Dopo anni di impegno delle organizzazioni contadine e ambientaliste e, dopo l’avvio delle riforme, anche di una parte della classe politica, il Myanmar ha deciso di rivedere gli accordi per lo sfruttamento della miniera di rame di Letpadaung, presso Monywa, nella regione centrale del paese.
Contrariamente ai precedenti protocolli, che prevedevano una condivisione quasi alla pari dei proventi tra la compagnia mineraria cinese Wanbao e Meh (Myanmar Economic Holding), iniziativa gestita dai militari, ora Wanbao riceverà il 30% dei profitti e Meh il 19%. Il restante 51% finirà nelle casse pubbliche. Inoltre, l’azienda cinese dovrà mettere a disposizione tre milioni di dollari per attività di carattere sociale.
Il nuovo accordo dovrebbe mettere fine alle ripetute proteste, sovente represse con durezza e, secondo diverse testimonianze, con l’uso di gas al fosforo, dall’effetto ustionante.
L’opposizione dalle popolazioni locali sostenute da gruppi ambientalisti dura da tempo, nonostante le autorità abbiano informato che la maggioranza dalle popolazione dei 26 villaggi attorno alla miniera ha accettato di cedere circa 3000 ettari di terreno in cambio di compensi.
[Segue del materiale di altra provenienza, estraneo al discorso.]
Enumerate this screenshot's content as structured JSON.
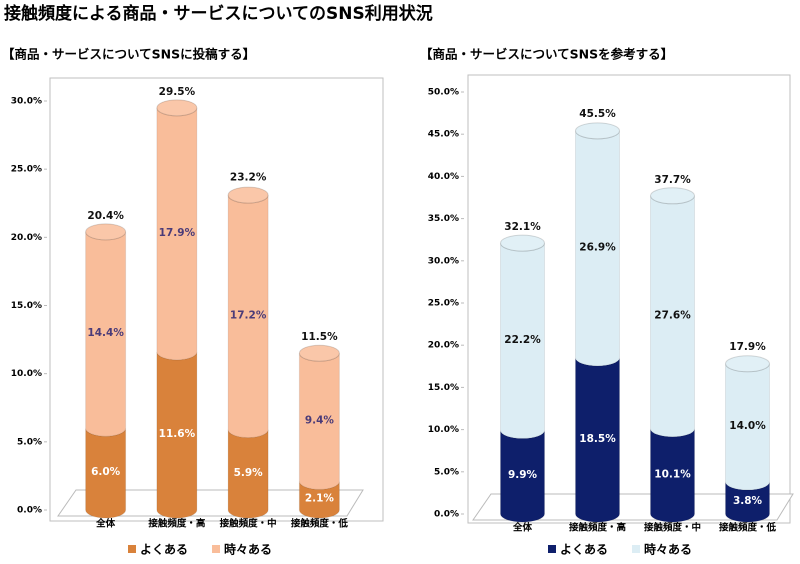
{
  "title": "接触頻度による商品・サービスについてのSNS利用状況",
  "chart_data": [
    {
      "type": "stacked-cylinder",
      "title": "【商品・サービスについてSNSに投稿する】",
      "categories": [
        "全体",
        "接触頻度・高",
        "接触頻度・中",
        "接触頻度・低"
      ],
      "series": [
        {
          "name": "よくある",
          "color": "#d9823b",
          "values": [
            6.0,
            11.6,
            5.9,
            2.1
          ],
          "value_labels": [
            "6.0%",
            "11.6%",
            "5.9%",
            "2.1%"
          ]
        },
        {
          "name": "時々ある",
          "color": "#f9bd9a",
          "values": [
            14.4,
            17.9,
            17.2,
            9.4
          ],
          "value_labels": [
            "14.4%",
            "17.9%",
            "17.2%",
            "9.4%"
          ]
        }
      ],
      "totals": [
        20.4,
        29.5,
        23.2,
        11.5
      ],
      "totals_labels": [
        "20.4%",
        "29.5%",
        "23.2%",
        "11.5%"
      ],
      "ylim": [
        0,
        30
      ],
      "yticks": [
        {
          "value": 0,
          "label": "0.0%"
        },
        {
          "value": 5,
          "label": "5.0%"
        },
        {
          "value": 10,
          "label": "10.0%"
        },
        {
          "value": 15,
          "label": "15.0%"
        },
        {
          "value": 20,
          "label": "20.0%"
        },
        {
          "value": 25,
          "label": "25.0%"
        },
        {
          "value": 30,
          "label": "30.0%"
        }
      ],
      "grid": false,
      "legend": "bottom"
    },
    {
      "type": "stacked-cylinder",
      "title": "【商品・サービスについてSNSを参考する】",
      "categories": [
        "全体",
        "接触頻度・高",
        "接触頻度・中",
        "接触頻度・低"
      ],
      "series": [
        {
          "name": "よくある",
          "color": "#0e1f6b",
          "values": [
            9.9,
            18.5,
            10.1,
            3.8
          ],
          "value_labels": [
            "9.9%",
            "18.5%",
            "10.1%",
            "3.8%"
          ]
        },
        {
          "name": "時々ある",
          "color": "#dcedf4",
          "values": [
            22.2,
            26.9,
            27.6,
            14.0
          ],
          "value_labels": [
            "22.2%",
            "26.9%",
            "27.6%",
            "14.0%"
          ]
        }
      ],
      "totals": [
        32.1,
        45.5,
        37.7,
        17.9
      ],
      "totals_labels": [
        "32.1%",
        "45.5%",
        "37.7%",
        "17.9%"
      ],
      "ylim": [
        0,
        50
      ],
      "yticks": [
        {
          "value": 0,
          "label": "0.0%"
        },
        {
          "value": 5,
          "label": "5.0%"
        },
        {
          "value": 10,
          "label": "10.0%"
        },
        {
          "value": 15,
          "label": "15.0%"
        },
        {
          "value": 20,
          "label": "20.0%"
        },
        {
          "value": 25,
          "label": "25.0%"
        },
        {
          "value": 30,
          "label": "30.0%"
        },
        {
          "value": 35,
          "label": "35.0%"
        },
        {
          "value": 40,
          "label": "40.0%"
        },
        {
          "value": 45,
          "label": "45.0%"
        },
        {
          "value": 50,
          "label": "50.0%"
        }
      ],
      "grid": false,
      "legend": "bottom"
    }
  ]
}
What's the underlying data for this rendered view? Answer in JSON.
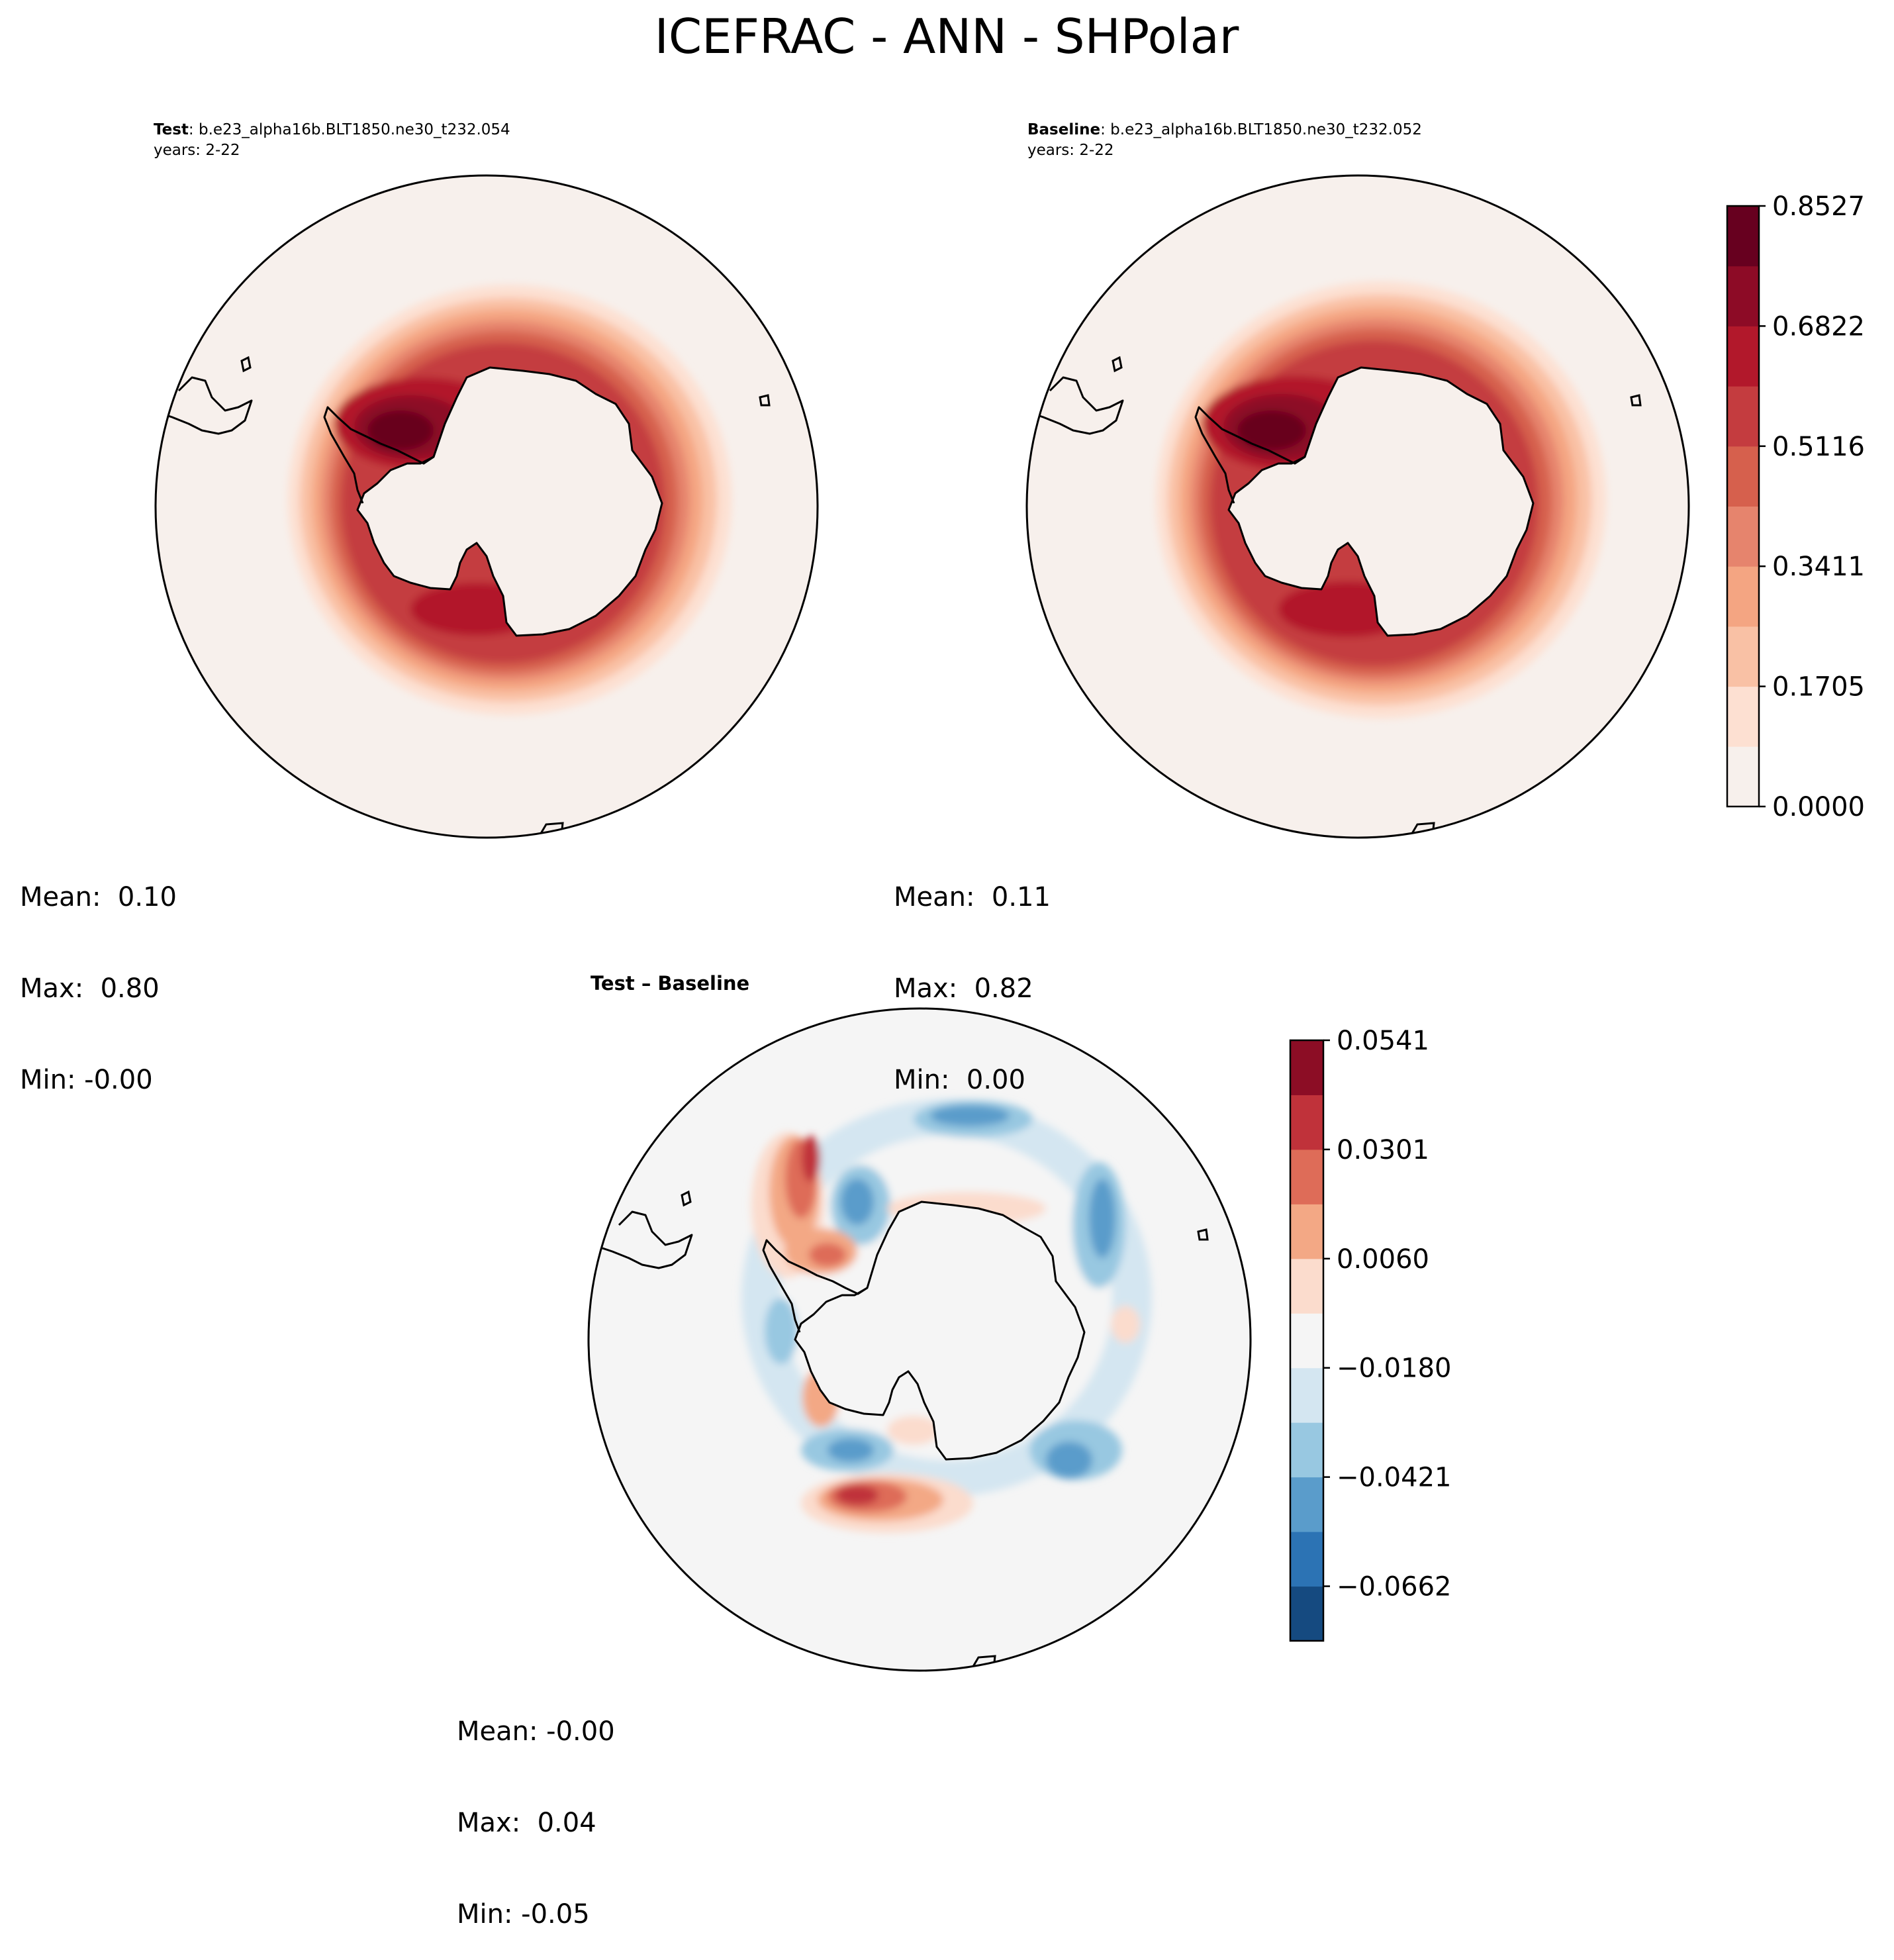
{
  "title": "ICEFRAC - ANN - SHPolar",
  "panels": [
    {
      "id": "test",
      "label": "Test",
      "case": ": b.e23_alpha16b.BLT1850.ne30_t232.054",
      "years": "years: 2-22",
      "stats": {
        "mean": "Mean:  0.10",
        "max": "Max:  0.80",
        "min": "Min: -0.00"
      }
    },
    {
      "id": "baseline",
      "label": "Baseline",
      "case": ": b.e23_alpha16b.BLT1850.ne30_t232.052",
      "years": "years: 2-22",
      "stats": {
        "mean": "Mean:  0.11",
        "max": "Max:  0.82",
        "min": "Min:  0.00"
      }
    },
    {
      "id": "diff",
      "label": "Test – Baseline",
      "stats": {
        "mean": "Mean: -0.00",
        "max": "Max:  0.04",
        "min": "Min: -0.05"
      }
    }
  ],
  "colorbars": {
    "main": {
      "ticks": [
        "0.0000",
        "0.1705",
        "0.3411",
        "0.5116",
        "0.6822",
        "0.8527"
      ],
      "colors": [
        "#f7f0ec",
        "#fde0d2",
        "#f9c1a5",
        "#f4a582",
        "#e6846d",
        "#d6604d",
        "#c43c3f",
        "#b2182b",
        "#8d0b26",
        "#67001f"
      ]
    },
    "diff": {
      "ticks": [
        "−0.0662",
        "−0.0421",
        "−0.0180",
        "0.0060",
        "0.0301",
        "0.0541"
      ],
      "colors": [
        "#154a80",
        "#2c73b4",
        "#5a9ccb",
        "#98c8e1",
        "#d4e6f1",
        "#f5f5f5",
        "#fbdccd",
        "#f3a885",
        "#de6c58",
        "#c0323a",
        "#8c0d25"
      ]
    }
  }
}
Non tutti, però. Lo scorso anno, si erano tenuti sit-in prolungati nel sito della miniera, con la partecipazione di monaci buddisti. Le proteste dello scorso novembre, quelle di febbraio di quest’anno e le successive di aprile sono durate giorni e hanno coinvolto un gran numero di abitanti, con arresti e feriti durante gli scontri con la polizia.
Alla preoccupazione di carattere ambientale, infatti, nella vicenda si è sempre legata la scarsa entità dei compensi previsti in cambio degli espropri. Inoltre, con il tempo, Monywa era diventata il simbolo della presenza, in un paese di grande povertà, di grandi imprese economiche e immensi profitti potenziali di fatto ceduti a interessi stranieri e dei militari che dal 1962 e fino al 2011 hanno gestito il paese. Soddisfazione per il nuovo accordo è stato anche espresso dalla Lega nazionale per la Democrazia, di cui è leader e rappresentante parlamentare anche la Premio Nobel per la Pace Aung San Suu Kyi.